View Single Post
Old 16th March 2022, 03:01 AM   #11
A. G. Maisey
Member
 
Join Date: May 2006
Posts: 6,703
Default

The wood used in the core of a metal covered wrongko is never expensive wood, moreover, it is never seen, it does not matter in even the smallest degree if the oil penetrates the wood. In fact, it is perhaps desirable that the oil does get into the wood, as it will form a barrier between the cellulose of the wood and the ferric material of the blade.

Where oil stains do matter is where an expensive, sometimes irreplaceable timber has been used in an expensive, irreplaceable wrongko. If you cannot see the wood, and that wood is low grade wood in any case, it doesn't matter.

What does matter always is preservation of the blade.

In traditional thought, the dress, no matter how luxurious & expensive has no real cultural value. Throughout the existence of a keris, dress is changed frequently and for many reasons, so it is really only people who value money and people who value the art of the dress who care about the oil stains.

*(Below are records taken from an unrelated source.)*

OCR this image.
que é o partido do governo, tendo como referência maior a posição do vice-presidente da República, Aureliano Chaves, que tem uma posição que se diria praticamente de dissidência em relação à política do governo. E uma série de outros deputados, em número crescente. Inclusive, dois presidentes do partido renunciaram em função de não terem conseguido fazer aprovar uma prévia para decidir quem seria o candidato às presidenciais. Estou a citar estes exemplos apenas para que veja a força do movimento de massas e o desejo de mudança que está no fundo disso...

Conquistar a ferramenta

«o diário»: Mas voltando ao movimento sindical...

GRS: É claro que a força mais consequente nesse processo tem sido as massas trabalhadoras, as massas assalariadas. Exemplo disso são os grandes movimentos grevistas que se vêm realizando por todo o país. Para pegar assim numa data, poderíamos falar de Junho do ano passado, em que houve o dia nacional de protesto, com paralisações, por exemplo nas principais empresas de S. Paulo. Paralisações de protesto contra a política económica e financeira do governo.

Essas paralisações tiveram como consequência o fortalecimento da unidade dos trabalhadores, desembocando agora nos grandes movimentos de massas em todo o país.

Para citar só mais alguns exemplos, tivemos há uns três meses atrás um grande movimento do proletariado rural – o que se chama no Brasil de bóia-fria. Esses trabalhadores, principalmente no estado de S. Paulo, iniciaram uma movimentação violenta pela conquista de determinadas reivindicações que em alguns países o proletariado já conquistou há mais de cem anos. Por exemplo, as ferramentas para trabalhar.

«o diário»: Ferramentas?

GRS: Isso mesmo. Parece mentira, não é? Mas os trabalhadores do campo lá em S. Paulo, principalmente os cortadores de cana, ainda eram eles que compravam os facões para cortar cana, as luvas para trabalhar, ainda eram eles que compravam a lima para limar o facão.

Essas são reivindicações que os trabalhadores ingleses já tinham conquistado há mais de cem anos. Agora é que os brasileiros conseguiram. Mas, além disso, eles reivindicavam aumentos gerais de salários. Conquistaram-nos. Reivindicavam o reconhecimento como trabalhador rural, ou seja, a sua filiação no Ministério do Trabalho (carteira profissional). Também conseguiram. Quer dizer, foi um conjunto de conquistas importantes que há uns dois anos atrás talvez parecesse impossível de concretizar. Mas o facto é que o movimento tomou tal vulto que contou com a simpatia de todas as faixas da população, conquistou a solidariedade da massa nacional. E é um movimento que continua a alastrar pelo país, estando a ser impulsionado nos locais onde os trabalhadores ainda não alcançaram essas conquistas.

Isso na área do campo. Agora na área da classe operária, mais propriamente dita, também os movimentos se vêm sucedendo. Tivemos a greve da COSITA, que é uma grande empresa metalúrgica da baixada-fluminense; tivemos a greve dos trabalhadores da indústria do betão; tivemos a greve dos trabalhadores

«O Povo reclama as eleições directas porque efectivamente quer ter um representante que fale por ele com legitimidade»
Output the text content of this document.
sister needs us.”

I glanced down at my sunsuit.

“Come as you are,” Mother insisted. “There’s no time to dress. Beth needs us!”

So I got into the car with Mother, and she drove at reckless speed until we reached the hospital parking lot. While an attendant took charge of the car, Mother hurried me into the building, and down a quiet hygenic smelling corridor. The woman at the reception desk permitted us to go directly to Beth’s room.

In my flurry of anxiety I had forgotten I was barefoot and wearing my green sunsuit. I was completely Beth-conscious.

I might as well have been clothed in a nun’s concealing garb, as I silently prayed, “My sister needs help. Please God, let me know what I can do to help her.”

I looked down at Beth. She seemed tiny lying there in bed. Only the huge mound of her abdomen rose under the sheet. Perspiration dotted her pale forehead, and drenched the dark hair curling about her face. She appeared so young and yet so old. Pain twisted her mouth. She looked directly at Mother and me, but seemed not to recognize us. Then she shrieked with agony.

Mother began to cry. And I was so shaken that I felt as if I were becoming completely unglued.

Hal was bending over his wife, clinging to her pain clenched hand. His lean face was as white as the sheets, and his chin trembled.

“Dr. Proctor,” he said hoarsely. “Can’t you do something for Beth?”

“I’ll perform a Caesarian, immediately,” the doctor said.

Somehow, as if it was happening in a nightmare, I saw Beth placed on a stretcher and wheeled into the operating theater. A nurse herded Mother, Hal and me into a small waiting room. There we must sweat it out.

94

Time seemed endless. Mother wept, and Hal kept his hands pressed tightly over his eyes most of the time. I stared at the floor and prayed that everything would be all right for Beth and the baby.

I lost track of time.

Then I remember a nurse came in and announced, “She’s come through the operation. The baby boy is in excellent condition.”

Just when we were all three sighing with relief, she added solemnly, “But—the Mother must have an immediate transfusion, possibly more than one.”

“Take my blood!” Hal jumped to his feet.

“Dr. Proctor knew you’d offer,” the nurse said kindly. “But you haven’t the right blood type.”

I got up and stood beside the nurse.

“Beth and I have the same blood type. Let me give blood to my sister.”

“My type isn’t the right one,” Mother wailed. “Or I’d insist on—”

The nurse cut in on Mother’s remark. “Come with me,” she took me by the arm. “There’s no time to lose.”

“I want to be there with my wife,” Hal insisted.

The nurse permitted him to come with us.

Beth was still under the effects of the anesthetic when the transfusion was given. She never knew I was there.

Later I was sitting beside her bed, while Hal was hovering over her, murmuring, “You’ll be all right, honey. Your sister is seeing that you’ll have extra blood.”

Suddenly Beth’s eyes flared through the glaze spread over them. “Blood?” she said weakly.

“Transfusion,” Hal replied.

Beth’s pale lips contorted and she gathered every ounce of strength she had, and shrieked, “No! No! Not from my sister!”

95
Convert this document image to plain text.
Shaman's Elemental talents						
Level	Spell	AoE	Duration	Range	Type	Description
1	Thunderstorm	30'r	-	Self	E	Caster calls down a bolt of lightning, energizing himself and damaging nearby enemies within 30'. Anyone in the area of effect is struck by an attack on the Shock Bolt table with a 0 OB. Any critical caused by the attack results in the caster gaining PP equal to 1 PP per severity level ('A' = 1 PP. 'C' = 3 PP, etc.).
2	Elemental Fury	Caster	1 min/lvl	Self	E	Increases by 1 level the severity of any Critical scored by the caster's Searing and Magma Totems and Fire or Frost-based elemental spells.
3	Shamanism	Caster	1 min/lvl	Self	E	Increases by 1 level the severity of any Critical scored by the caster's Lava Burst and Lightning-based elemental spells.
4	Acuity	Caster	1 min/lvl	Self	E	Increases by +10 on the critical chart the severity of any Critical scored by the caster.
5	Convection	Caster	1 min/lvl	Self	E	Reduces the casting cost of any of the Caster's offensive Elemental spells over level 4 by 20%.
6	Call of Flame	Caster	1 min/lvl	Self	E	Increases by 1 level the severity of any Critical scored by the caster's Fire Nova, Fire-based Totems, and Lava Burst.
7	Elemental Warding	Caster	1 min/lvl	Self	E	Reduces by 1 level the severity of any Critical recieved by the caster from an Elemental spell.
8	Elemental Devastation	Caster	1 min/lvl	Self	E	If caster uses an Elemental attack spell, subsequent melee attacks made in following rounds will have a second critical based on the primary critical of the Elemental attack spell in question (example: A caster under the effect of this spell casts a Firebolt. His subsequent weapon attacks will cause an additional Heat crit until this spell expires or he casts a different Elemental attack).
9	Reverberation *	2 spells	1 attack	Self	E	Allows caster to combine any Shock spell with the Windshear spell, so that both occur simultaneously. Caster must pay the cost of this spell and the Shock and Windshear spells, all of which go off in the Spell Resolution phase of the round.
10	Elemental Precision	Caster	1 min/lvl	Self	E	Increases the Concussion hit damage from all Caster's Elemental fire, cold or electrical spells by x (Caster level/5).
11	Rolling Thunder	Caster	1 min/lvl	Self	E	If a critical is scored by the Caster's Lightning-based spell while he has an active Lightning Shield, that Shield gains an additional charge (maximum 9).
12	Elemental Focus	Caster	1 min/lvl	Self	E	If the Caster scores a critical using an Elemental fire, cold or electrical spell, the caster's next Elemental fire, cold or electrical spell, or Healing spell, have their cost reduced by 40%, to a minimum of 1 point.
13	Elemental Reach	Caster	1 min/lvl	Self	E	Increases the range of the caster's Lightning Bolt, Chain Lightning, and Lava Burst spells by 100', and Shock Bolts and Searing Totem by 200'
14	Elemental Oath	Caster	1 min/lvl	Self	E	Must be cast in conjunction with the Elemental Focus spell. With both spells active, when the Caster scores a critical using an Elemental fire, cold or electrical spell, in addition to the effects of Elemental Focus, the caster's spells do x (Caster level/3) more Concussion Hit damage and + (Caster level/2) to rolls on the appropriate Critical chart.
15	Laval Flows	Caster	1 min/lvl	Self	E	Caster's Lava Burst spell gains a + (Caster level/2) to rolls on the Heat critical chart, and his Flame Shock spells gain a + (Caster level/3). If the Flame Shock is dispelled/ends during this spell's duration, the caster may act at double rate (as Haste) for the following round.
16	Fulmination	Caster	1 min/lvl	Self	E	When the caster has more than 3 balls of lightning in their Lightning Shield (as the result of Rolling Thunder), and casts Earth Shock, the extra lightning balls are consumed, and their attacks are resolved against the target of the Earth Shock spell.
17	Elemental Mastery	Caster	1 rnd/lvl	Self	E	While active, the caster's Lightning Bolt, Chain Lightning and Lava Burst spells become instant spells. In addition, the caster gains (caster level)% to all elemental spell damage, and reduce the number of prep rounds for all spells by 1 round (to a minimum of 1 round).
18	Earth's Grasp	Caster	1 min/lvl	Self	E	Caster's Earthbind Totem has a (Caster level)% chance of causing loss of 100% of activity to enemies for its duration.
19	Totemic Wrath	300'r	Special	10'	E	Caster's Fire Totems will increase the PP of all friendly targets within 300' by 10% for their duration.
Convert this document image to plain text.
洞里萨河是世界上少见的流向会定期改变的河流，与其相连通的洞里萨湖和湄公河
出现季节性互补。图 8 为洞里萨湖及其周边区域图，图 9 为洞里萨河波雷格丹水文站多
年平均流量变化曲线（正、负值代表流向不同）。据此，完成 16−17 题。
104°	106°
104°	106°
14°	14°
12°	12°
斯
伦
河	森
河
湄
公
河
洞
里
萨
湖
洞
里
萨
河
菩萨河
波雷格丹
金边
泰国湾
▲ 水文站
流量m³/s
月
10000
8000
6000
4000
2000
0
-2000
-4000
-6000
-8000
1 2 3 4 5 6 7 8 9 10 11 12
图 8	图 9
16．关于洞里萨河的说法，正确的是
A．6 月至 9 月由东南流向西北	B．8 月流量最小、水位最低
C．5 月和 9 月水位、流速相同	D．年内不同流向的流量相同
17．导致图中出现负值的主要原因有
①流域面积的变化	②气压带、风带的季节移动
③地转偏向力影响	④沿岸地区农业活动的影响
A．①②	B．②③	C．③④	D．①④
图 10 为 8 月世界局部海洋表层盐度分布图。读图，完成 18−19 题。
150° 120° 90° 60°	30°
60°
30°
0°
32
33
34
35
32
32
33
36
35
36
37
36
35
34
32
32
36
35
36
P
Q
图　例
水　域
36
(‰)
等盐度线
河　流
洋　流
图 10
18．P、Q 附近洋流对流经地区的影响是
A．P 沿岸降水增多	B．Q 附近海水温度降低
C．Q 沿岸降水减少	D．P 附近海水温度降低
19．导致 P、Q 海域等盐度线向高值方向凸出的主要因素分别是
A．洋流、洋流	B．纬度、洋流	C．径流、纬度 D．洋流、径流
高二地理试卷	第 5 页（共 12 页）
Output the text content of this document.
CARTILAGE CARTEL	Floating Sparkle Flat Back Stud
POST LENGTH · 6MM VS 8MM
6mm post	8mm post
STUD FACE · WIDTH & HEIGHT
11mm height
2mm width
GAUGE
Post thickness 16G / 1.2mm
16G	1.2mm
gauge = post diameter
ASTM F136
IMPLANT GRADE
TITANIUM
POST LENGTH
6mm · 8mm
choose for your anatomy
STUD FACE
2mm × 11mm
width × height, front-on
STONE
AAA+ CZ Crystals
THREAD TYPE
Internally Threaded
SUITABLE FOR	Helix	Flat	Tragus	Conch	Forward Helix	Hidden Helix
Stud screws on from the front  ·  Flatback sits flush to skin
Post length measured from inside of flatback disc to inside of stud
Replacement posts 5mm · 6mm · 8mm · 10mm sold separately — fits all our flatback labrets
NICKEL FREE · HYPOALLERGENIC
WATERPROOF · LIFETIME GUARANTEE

In traditional Javanese thought the replacement of a scabbard is seen as something desirable, in a way, something like replacing an old wife with a younger woman, again, something that is not at all uncommon in Javanese society.

Collectors try to avoid staining a wrongko, it detracts from overall appearance, & from value. The actual users of keris are usually a bit less particular.

But apart from all that there are the perceived feelings of the keris itself to consider. It is widely believed that the material used for a wrongko should ideally be a material that the keris itself will feel comfortable being next to.

Again we can draw a comparison with women:- just because we see something as beautiful that does not necessarily mean that the keris will perceive it as beautiful. One of the most highly favoured woods for a keris is scented sandalwood, this is a very plain wood unless it has some sort special grain, like simba (feather crotch), so giving a keris a scented sandalwood wrongko is like paying respect to it.

On the other hand, we might find ivory to be a very attractive material for a wrongko, but ivory is hard, unyielding, cold. The ivory wrongko is a statement of our own prestige, but we need to ask if the feelings of the keris are in accord with our own feelings, or if in fact we might be acting in a slightly disrespectful way.

Writing the above my thoughts were circling around things I was taught by Javanese teachers, but it perhaps does not hold true that a similar system of values would apply in Bali, or anywhere else outside of certain areas of Jawa.

I guess, in the final analysis it all comes down to one's own personal system of values.